A baby panda recently born in Japan is a girl, a Tokyo zoo said Friday, adding that the little cub appeared to be in good health.
Tokyo's Ueno Zoo celebrated the first birth of a baby panda in five years on June 12, prompting rolling television reports and setting off panda fever nationwide.
A zoo spokesman said the female cub's sex was confirmed based on pictures sent to a panda research centre in the shy animal's native China.
Pandas are born pink, hairless and weighing around 100 grams (three-and-a-half ounces) -- so small it can be difficult to determine their sex.
The little cub "seems to be in good health" and is drinking her mother's milk, the spokesman said, adding she is now 17.6 centimetres (seven inches) long and weighs 283.9 gramme (9.9 ounces).
Her pink body is beginning to show tell-tale black panda fur.
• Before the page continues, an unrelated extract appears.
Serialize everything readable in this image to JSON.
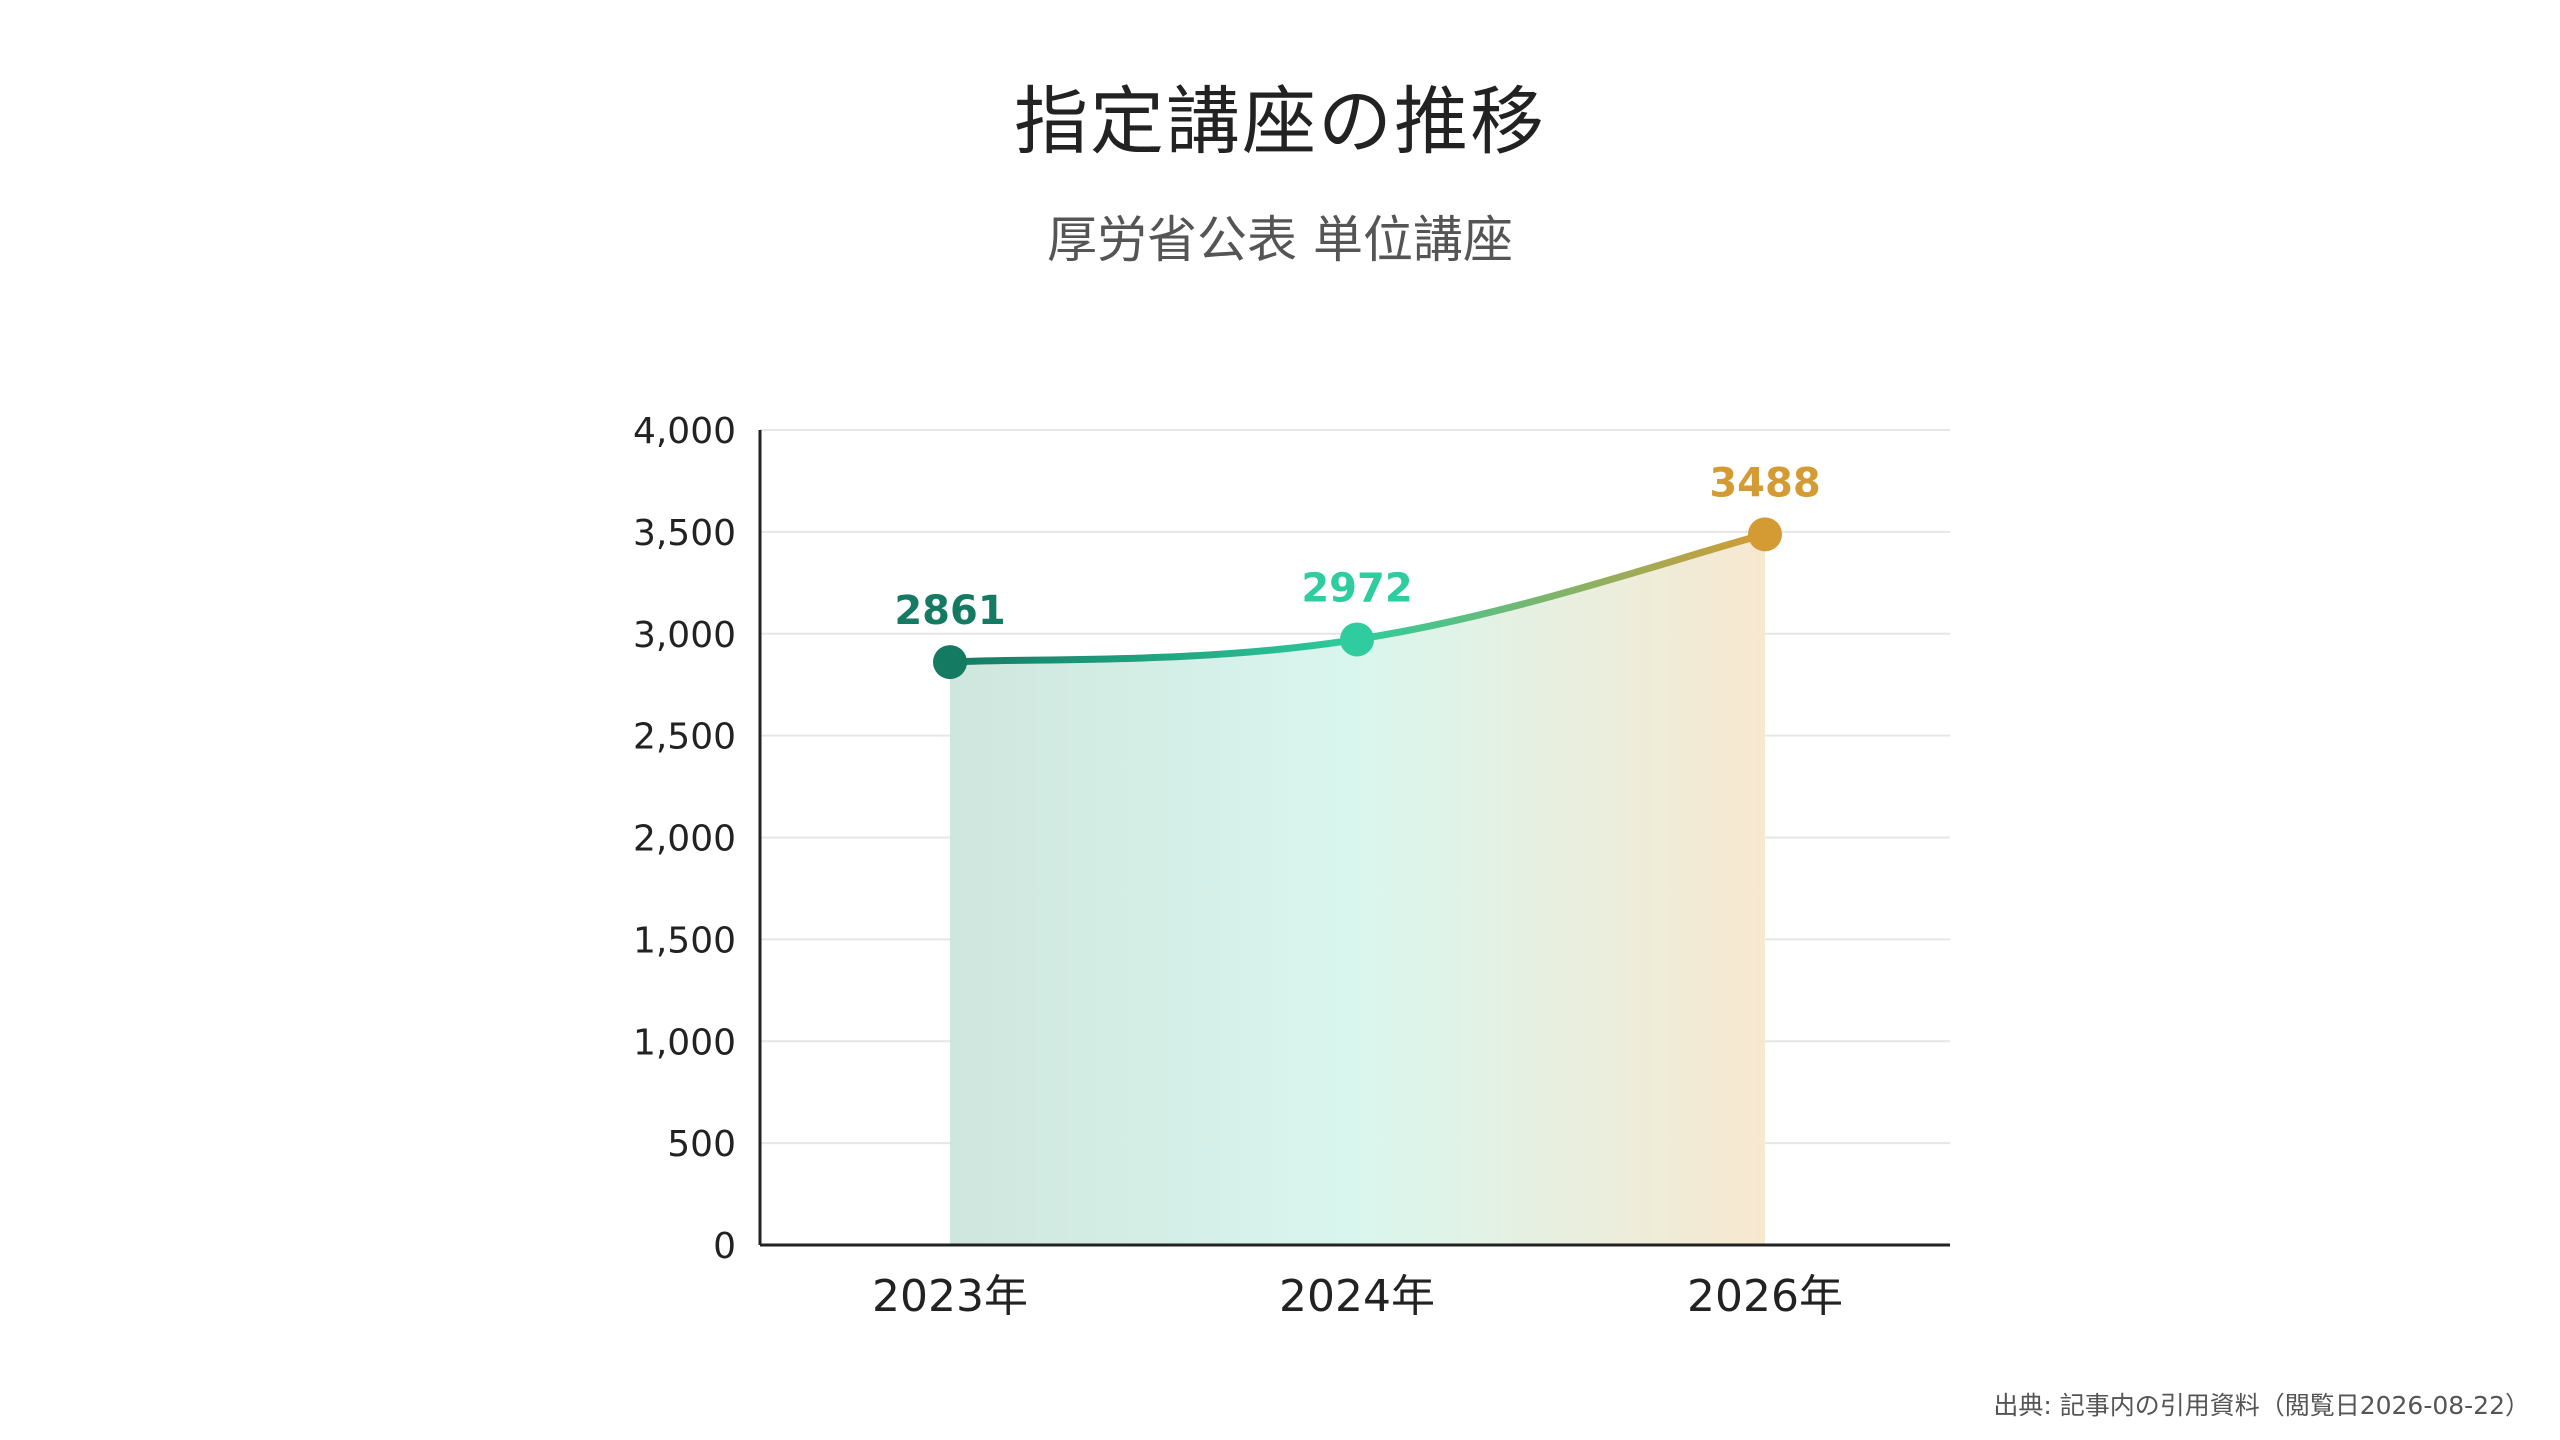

"She has started to grow black fur around her eyes and on other parts of her body," the spokesman added.
Zoo keepers were carefully tending to the cub and her 11-year-old mum Shin Shin, who resumed her daily schedule of munching young bamboo stalks and rolling around days after giving birth.
The birth of the as-yet-unnamed cub comes after the last panda's arrival at Ueno Zoo ended unhappily, with the baby dying from pneumonia.
The death reduced one of the zoo's directors to tears.